I become a bit shy (such a childish word) when I’m sort of on the spot—like when I’m in front of a group participating in some forum that is not my strong suit. In such a case, I want the opportunity to really rehearse and over-prepare. Otherwise I tend to feel inadequate, and after the situation is over, I beat myself up a bit. I will remember every stammer, every omission, or any foolish statement. I’ll relive the discomfort and feel lousy.
Today I was about to go down that road after participating in a workshop. I wished I’d had more time to think about my role in it. But maybe because I’m blogging about reducing stress, I was instantly aware of the truth of the matter. My self-criticism was irrelevant—nothing major at all. Nothing I would judge anybody else harshly for committing or omitting. I was able to catch myself and basically say, “Who do I think I am that I have to expect such perfection from myself?”
My friend mentioned a quote a of Voltaire's “The perfect is the enemy of the good.” Fixating on perfection is crippling. We will rarely feel that the time to do something is now. The time will always be after I’ve done this, or mastered that, or rehearsed however many more times. The need for perfection keeps us from putting ourselves out there in ways that would probably do us a lot of good.  But the chance never comes if we just keep self-critiquing forever.
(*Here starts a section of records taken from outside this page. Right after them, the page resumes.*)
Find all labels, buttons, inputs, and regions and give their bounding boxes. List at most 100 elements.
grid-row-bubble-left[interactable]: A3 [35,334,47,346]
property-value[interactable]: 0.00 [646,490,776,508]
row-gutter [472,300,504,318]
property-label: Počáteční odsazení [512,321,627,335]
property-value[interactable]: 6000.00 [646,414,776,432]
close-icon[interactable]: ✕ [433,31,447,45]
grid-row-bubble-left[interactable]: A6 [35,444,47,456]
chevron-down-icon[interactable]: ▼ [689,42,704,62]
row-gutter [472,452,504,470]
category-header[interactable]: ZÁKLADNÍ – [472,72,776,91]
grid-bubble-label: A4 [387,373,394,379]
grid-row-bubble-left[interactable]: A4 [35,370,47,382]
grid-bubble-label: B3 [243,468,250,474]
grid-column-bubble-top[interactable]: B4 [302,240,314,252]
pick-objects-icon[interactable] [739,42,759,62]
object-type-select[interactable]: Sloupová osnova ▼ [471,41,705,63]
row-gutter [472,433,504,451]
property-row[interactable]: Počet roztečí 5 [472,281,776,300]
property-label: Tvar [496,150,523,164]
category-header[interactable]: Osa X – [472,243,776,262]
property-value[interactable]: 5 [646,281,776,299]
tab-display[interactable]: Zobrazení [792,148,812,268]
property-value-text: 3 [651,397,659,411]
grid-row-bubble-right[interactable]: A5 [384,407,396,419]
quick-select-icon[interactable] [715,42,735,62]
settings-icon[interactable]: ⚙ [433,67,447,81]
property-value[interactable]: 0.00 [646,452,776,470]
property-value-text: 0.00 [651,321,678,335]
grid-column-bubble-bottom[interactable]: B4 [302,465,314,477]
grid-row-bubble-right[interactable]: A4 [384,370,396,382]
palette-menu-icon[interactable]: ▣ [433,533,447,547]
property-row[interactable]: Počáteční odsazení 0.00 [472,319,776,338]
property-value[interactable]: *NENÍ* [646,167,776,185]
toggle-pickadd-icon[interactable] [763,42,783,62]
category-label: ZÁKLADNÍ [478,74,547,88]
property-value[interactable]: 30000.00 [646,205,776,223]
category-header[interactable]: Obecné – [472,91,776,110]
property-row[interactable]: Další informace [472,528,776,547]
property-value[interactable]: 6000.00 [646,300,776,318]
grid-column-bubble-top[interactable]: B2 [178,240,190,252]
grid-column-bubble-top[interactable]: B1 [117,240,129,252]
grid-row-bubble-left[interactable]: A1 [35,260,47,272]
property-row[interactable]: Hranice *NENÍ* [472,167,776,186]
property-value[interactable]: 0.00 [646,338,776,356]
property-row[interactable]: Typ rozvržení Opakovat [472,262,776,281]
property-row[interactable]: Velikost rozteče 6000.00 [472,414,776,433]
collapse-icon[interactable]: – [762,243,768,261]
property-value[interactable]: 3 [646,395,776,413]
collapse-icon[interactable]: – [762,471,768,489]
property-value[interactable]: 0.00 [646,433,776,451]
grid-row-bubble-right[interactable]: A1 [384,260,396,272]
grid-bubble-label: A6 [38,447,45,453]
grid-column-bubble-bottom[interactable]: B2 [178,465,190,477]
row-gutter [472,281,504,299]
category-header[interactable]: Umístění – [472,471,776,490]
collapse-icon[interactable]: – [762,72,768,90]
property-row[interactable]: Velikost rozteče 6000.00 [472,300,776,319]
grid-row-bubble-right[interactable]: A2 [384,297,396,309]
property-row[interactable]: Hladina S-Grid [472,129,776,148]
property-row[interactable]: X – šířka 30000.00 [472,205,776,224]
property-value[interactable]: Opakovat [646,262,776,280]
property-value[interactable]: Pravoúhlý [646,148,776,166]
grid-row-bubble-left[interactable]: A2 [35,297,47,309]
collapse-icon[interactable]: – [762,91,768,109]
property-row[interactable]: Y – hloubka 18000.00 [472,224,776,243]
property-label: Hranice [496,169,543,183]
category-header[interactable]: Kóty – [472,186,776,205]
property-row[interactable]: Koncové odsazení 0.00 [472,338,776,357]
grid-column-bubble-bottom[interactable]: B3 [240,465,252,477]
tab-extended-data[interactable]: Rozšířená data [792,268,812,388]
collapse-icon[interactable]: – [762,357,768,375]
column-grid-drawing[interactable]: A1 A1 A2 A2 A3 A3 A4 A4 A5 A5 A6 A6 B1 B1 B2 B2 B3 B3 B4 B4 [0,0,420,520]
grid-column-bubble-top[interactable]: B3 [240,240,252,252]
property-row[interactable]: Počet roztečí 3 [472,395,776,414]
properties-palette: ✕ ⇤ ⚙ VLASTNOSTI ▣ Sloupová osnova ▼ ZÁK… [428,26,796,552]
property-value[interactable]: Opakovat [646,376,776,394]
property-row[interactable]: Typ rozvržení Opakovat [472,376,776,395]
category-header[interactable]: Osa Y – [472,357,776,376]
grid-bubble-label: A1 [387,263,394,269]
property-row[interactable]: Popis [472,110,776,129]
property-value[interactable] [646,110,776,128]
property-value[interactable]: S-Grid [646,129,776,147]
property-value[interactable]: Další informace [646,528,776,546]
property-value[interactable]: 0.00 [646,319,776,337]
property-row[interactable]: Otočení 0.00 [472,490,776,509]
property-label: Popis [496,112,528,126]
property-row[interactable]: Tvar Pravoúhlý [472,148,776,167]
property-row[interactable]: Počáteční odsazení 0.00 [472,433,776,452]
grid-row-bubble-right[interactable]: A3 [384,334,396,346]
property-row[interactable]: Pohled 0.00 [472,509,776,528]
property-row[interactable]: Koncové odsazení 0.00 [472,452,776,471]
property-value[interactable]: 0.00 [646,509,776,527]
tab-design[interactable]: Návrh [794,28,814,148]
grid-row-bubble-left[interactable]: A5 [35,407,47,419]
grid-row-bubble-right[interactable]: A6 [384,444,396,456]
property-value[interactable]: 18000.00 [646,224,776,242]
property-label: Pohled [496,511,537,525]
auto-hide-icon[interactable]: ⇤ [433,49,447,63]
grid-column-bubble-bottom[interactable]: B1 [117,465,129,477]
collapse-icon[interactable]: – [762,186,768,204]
There are some areas that demand such detail-oriented nitpicking—where almost really isn’t good enough. But there are many situations in everyday life that would turn out so much better if we would just relax and do our best and move on. Doing our best at the moment is the important thing. Also, according to many of the sages, there is no future—there is only now.
So ultimately the closest we will get to perfection comes from having the courage to put ourselves out there when we are merely good, and over time—that good gets better and better.